Yoshio Machida
Hypernatural #3
Baskaru
Yoshio Machida’s Hypernatural #3 is the last act in a trilogy of “electroacoustic collages.” I haven’t had an opportunity to check out the first two installments in this decade-spanning series, but this release at least lives up to its name.
Machida’s inspiration this time around is oblivion, the idea that destruction and creation share the same defining lines. Oblivion as a theme conjures up images of noisy, post-industrial keyboard erosion, but Machida’s sound is surprisingly more delicate and playful. He uses the sounds of the natural world and subtly tweaks them to mimic electronics and vice versa.

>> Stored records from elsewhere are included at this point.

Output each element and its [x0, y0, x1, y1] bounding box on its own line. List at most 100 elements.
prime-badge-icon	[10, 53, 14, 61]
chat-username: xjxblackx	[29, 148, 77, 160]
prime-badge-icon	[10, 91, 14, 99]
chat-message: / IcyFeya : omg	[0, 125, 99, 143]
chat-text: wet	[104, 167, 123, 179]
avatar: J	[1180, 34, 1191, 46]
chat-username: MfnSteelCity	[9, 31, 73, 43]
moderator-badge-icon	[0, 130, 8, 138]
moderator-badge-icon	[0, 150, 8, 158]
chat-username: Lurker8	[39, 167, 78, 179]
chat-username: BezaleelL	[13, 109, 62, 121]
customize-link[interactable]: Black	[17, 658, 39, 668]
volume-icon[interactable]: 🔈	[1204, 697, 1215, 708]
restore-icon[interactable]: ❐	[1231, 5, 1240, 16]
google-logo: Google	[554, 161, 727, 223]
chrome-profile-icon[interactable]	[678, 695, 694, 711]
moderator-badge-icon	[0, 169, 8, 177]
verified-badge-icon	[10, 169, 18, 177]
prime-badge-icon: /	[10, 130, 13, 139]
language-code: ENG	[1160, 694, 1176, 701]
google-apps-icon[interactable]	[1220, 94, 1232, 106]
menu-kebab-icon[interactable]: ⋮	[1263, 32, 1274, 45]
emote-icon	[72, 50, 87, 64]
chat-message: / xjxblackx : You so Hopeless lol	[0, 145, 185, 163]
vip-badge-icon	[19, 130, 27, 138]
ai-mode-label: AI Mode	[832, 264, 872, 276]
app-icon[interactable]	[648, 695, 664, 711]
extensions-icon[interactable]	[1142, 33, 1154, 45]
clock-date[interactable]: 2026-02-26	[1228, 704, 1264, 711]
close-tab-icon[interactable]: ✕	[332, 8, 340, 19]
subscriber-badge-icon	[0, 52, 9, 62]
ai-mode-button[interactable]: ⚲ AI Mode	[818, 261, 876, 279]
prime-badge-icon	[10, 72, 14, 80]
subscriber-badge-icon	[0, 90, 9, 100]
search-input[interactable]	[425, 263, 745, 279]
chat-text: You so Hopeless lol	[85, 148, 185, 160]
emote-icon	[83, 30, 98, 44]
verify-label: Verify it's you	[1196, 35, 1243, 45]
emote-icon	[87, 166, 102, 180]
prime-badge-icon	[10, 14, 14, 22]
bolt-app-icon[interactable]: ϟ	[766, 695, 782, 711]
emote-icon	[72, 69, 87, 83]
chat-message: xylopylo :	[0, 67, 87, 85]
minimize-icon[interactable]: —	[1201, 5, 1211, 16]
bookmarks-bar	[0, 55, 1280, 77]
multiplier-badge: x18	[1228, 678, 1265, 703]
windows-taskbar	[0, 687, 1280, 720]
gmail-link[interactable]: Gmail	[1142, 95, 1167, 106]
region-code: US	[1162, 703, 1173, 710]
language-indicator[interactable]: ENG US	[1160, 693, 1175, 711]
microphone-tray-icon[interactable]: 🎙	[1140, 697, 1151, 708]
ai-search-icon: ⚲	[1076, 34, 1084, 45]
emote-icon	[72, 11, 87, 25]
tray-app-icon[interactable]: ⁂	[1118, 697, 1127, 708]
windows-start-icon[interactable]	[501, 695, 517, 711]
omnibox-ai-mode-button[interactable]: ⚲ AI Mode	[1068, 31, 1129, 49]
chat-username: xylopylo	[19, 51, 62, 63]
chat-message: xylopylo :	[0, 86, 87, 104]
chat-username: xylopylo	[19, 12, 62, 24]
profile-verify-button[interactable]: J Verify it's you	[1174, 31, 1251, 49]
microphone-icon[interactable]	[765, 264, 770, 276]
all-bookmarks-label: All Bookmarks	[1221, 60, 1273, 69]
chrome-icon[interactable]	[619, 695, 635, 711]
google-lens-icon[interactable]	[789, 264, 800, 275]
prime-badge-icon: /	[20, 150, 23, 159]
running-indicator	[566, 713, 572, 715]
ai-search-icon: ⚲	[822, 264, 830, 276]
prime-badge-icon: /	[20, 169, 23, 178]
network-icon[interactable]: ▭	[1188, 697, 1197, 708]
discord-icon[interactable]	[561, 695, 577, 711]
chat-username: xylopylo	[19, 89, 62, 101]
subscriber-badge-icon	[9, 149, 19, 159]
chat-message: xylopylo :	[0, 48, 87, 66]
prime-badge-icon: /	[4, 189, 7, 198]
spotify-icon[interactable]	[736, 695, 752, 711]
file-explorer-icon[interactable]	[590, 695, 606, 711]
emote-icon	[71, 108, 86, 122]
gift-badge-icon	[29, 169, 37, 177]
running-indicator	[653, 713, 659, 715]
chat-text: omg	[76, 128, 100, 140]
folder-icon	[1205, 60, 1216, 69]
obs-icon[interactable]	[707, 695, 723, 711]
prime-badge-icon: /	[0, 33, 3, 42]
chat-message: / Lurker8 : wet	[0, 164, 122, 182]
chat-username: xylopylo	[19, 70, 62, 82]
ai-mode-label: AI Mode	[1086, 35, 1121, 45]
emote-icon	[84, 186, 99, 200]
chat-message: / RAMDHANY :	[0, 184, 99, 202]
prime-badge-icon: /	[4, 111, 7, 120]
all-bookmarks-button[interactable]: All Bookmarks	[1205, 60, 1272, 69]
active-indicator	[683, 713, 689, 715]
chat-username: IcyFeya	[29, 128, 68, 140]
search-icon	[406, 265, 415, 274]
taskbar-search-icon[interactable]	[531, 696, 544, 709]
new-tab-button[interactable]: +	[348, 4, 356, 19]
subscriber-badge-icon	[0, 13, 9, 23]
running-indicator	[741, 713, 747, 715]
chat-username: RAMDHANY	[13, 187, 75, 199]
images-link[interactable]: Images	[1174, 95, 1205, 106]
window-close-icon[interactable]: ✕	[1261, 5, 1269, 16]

There’s much more attention paid to mechanical tones like soft percolations, subway track clacking, and the chaotic and haphazard radio tuner search through white noise on early tracks like “Oceans of Memory” than there is on later tracks. Even on these numbers, though, Machida’s instruments take sounds of the modern world and spit them back out as gnarled versions of city life.
The disc’s two best tracks come toward the end. “Scene 27: Symphony” begins with field recordings of waves crashing on the shore and flows slowly into limpid pools of rippling synths, broken up with glitchy electronic waves. The closer “Hypernatural” sutures a never-ending cello drone with the morning calls of birds. It’s a very organic scene, until Machida masks the avian chatter with varying levels of metallic treatments. The transformation is almost akin to circuit-bending improvisation. Instead of signaling the coming of more ominous, cloudy drones, the focus softens and quiets down in a six-minute fade out. All told, this album might be the most idyllic ode to oblivion ever committed to tape.